Guardò verso il cellulare in terra. “ti sei fatto un altro numero per mandare avanti 'sto teatrino, ma stasera vi ho sgamati, gliel’ho preso di nascosto e ti ho fregato”


Provai a parlare ma quello che mi usciva dalla bocca erano solo gorgoglii. Il sangue mi stava scendendo dal naso direttamente in gola. Sputai in terra per non morire soffocato e ci riprovai.


“Quello è il telefono di Delia. Ho fatto la stessa cosa col suo..”


“Cosa!?” 


Carlo, cambiò espressione, e di colpo sembrò molto confuso: mise entrambi le mani sui fianchi e cominciò a trotterellare sconsolato.



“Ma allora perché te ne stavi nascosto cazzo?!”

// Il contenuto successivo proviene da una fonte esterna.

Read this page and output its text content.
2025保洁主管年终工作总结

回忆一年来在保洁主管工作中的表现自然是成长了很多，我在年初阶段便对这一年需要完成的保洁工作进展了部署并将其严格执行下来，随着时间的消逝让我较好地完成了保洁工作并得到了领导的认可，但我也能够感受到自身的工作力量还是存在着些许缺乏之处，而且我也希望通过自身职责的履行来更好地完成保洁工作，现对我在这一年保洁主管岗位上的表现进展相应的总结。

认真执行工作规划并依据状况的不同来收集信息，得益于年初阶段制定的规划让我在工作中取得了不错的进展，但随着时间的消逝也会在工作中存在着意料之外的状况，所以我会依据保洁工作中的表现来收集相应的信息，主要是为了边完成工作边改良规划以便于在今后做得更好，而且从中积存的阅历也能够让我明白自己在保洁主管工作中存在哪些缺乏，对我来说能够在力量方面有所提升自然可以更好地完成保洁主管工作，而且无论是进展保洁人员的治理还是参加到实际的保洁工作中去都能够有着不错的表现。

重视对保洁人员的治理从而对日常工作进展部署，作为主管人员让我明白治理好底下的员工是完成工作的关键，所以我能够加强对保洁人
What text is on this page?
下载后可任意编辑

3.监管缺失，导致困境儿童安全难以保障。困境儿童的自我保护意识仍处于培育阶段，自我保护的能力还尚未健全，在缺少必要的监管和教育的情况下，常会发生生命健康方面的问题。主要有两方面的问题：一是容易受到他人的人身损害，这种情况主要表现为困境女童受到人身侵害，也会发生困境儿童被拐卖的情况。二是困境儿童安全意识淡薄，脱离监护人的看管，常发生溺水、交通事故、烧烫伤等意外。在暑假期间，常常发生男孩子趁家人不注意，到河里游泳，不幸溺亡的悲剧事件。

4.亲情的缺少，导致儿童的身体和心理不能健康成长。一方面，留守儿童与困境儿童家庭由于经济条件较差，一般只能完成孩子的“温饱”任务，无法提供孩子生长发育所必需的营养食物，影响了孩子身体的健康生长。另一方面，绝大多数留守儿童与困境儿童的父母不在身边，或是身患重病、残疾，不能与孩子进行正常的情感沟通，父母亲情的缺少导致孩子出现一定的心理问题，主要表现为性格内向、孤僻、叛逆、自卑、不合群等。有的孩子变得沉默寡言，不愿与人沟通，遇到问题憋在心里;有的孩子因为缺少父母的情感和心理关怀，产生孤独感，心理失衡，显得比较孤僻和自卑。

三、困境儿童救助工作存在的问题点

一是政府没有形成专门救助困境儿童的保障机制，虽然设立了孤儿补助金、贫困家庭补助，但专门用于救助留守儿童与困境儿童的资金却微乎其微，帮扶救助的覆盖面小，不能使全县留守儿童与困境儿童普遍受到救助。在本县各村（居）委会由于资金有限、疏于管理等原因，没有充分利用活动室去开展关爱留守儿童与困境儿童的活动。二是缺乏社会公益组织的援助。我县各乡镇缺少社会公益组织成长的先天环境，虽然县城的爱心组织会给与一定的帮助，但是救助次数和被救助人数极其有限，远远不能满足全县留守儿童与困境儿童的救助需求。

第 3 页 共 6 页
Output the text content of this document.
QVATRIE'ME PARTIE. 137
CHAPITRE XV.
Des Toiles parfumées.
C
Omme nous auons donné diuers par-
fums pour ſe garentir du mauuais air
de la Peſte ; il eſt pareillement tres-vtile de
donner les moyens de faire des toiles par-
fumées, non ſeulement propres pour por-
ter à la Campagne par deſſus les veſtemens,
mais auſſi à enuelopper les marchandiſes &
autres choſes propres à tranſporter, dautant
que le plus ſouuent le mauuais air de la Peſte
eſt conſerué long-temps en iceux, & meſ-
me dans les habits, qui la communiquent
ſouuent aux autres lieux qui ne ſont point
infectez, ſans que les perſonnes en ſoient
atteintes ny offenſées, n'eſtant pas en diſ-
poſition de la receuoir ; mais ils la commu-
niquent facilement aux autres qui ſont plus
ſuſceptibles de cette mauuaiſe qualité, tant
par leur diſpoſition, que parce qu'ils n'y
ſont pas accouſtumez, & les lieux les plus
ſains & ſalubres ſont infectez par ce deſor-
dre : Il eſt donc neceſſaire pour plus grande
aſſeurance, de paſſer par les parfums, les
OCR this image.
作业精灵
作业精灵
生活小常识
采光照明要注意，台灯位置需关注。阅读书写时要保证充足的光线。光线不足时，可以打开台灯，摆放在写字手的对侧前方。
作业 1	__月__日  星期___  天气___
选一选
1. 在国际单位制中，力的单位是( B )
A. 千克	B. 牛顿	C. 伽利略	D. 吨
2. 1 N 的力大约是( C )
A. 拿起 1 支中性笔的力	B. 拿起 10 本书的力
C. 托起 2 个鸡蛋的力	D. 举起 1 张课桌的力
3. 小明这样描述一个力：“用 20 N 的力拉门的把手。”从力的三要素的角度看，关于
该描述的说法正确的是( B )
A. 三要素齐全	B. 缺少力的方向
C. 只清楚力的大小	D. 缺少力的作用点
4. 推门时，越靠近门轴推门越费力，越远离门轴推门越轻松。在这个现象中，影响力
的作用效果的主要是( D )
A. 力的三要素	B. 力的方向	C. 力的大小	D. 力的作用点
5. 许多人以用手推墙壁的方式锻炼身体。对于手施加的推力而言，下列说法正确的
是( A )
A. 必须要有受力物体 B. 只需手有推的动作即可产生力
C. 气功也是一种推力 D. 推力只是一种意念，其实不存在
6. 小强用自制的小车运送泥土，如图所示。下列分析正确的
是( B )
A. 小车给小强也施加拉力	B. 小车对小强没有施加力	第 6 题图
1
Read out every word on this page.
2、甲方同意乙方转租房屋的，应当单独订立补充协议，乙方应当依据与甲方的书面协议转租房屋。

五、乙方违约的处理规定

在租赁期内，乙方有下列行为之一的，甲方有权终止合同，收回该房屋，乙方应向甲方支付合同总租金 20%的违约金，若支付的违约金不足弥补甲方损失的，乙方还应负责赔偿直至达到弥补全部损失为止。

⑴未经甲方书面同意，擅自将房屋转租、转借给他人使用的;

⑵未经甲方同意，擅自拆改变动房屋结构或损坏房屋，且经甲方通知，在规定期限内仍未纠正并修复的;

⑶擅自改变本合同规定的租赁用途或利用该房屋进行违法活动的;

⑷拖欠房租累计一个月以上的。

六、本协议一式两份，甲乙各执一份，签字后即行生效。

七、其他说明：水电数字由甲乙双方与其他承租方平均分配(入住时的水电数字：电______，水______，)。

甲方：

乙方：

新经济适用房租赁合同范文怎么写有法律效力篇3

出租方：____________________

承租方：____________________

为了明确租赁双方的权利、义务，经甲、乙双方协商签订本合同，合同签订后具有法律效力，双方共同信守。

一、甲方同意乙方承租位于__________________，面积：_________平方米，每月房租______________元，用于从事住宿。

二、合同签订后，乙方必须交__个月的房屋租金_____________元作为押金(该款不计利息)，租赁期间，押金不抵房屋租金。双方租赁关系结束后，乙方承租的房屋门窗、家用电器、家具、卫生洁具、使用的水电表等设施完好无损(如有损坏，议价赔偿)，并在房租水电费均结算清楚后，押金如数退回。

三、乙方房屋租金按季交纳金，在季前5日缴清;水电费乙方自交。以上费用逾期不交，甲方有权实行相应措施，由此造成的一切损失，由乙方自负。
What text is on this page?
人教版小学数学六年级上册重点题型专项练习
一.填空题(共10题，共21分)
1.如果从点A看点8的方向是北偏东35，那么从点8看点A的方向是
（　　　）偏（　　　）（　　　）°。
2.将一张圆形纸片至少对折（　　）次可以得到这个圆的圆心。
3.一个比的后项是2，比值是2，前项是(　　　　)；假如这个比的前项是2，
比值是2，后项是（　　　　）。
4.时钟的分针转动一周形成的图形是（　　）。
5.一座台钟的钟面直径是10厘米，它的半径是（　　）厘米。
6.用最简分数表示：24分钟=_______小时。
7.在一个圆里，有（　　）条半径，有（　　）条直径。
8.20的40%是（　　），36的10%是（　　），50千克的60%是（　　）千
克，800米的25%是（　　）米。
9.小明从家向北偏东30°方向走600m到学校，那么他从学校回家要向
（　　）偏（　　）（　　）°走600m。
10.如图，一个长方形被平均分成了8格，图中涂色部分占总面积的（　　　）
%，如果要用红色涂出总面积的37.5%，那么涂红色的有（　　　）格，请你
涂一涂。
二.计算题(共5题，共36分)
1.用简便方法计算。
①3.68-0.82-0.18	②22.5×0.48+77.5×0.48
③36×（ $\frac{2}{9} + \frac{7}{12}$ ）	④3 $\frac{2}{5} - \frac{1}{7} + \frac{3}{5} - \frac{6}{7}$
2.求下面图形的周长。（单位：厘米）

Stavo per parlare quando, a qualche metro da noi, il cellulare di Delia raggiunse finalmente il suo destinatario ed una voce metallica fece capolino dall’altra parte del mondo”


*pronto? Pronto Delia, tesoro?*


Carlo fece per raccoglierlo ma , con forze che non pensavo di avere, lo anticipai strisciando in terra e afferrandolo prima di lui.

“Pronto?”


*Pro.. Pronto?* 


La voce femminile dall’altro capo fu alquanto sorpresa di sentirmi.

“Barbara, sei tu..?”


*Luca? Ma perché mi stai chiamando dal telefono di Delia..*


Riattaccai. Horas, intanto, mi aveva allungato una scatola intera di tovaglioli di carta. Mi tamponai il sangue dal naso e dalla bocca meglio che potevo mentre Carlo mi aiutava a rimettermi in piedi.


“ti ho spaccato la faccia, scusa, io..”


“Tranquillo. Fuori sto benone, è dentro che sono a brandelli”


“Già”


“Hai fame fratellino?”


“Un po'”


Come sforzandosi di leggere fra i nostri pensieri, Horas si avvicinò:


“Faccio venire un’ambulanza ragazzi?”


“No, facci uscire due kebab piuttosto. Uno senza salsa piccante però!”